I didn't expect so either, said Pisk.

Next, Litz pointed out Moe Dee over there picking his teeth, and Bud Hoss in a corner against a black wall, hard to miss, he was a big guy. As Hoss walked towards Clough the two men muttered some morning greetings. Hoss asked something Litz didn't hear, though he could easily guess, and Clough croaked back: What's it
look
like I'm here for, I was getting some sleep, what are
you
here for? Clough got up and
walked away, eyeing Hoss suspiciously for a while until he set himself up a spot beside a crumbling fence, looking wary of everyone, and waited.

Litz watched Bud Hoss go over to shake Campbell's hand next. It might look like a friendship, but Litz knew better. He knew as well as anyone how Hoss had been fired from Furry & Daggett's logging camp where Campbell still worked. Hoss's insubordination, the strap-whipping and all. Everyone knew the story. So what did it mean that Campbell was here this night? Litz and Pisk were on guard for signs of Campbell's owners, Furry & Daggett.

Just because Campbell's here doesn't mean we can't do this, Pisk said. Money's money. I'd rather take
his
chickamin than anyone's. If he's going to place a bet on you or me, all the better.

Don't like it, said Litz.

Clough came over and asked Hoss: What're you writing in that small notepad?

Taking bets, said Hoss in a whisper.

Taking bets, is that so?
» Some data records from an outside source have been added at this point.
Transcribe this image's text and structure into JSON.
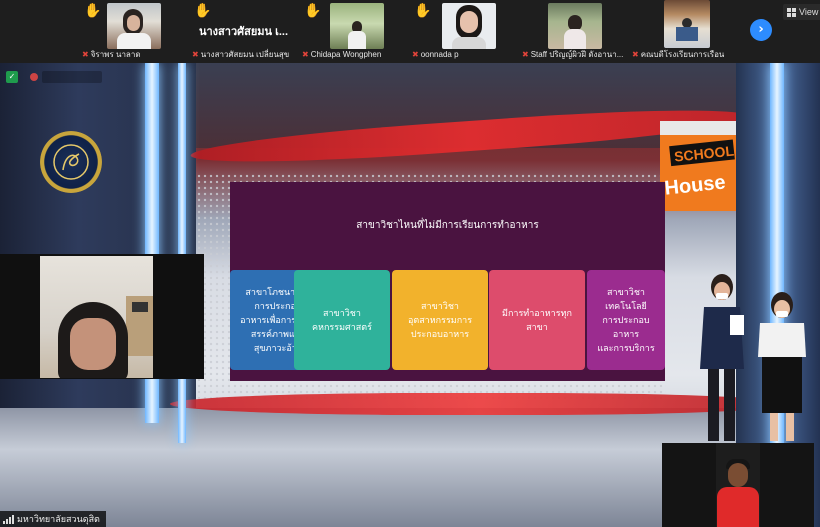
{
  "top_strip": {
    "participants": [
      {
        "name": "จิราพร นาลาด",
        "raised_hand": true,
        "has_video": true,
        "muted": true
      },
      {
        "name": "นางสาวศัสยมน เปลี่ยนสุข",
        "display_title": "นางสาวศัสยมน เ...",
        "raised_hand": true,
        "has_video": false,
        "muted": true
      },
      {
        "name": "Chidapa Wongphen",
        "raised_hand": true,
        "has_video": true,
        "muted": true
      },
      {
        "name": "oonnada p",
        "raised_hand": true,
        "has_video": true,
        "muted": true
      },
      {
        "name": "Staff ปริญญ์ผิวฝี ดังอานา...",
        "raised_hand": false,
        "has_video": true,
        "muted": true
      },
      {
        "name": "คณบดีโรงเรียนการเรือน",
        "raised_hand": false,
        "has_video": true,
        "muted": true
      }
    ],
    "next_icon": "chevron-right-icon",
    "view_label": "View"
  },
  "stage": {
    "slide": {
      "question": "สาขาวิชาไหนที่ไม่มีการเรียนการทำอาหาร",
      "options": [
        {
          "text": "สาขาโภชนาการ\nการประกอบ\nอาหารเพื่อการสร้าง\nสรรค์ภาพและ\nสุขภาวะอ้วย",
          "color": "#2e6fb3"
        },
        {
          "text": "สาขาวิชา\nคหกรรมศาสตร์",
          "color": "#2fb29b"
        },
        {
          "text": "สาขาวิชา\nอุตสาหกรรมการ\nประกอบอาหาร",
          "color": "#f2b22c"
        },
        {
          "text": "มีการทำอาหารทุก\nสาขา",
          "color": "#dd4c6c"
        },
        {
          "text": "สาขาวิชาเทคโนโลยี\nการประกอบอาหาร\nและการบริการ",
          "color": "#9b2c8f"
        }
      ]
    },
    "backdrop_brand": "SCHOOL House",
    "seal_label": "มหาวิทยาลัยสวนดุสิต SUAN DUSIT UNIVERSITY"
  },
  "bottom_label": "มหาวิทยาลัยสวนดุสิต"
}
On this show fight?

Hoss nodded.

Since when?

First time.

Clough looked at the crowd, some dozen Chinamen and six or seven Whitemen, and there in the corner the Erwagens' ward, the Snauq Indian exile Toronto. Why was he here? Then again, maybe no one looked certain why he was here. Clough put his hand on Hoss's shoulder and said: What's to say this here doesn't get shut down by the po-lice?

Po-lice don't know
, said Hoss firmly.

How many a these have I missed so far?

Listen, you going to bet or shove over?

Clough turned to face a queue of Chinamen standing one behind the other like a pack of cards. They wore pigtails and tanned cotton smocks. Jesus, he cried, where you coolies all get enough chickamin to go gamble with?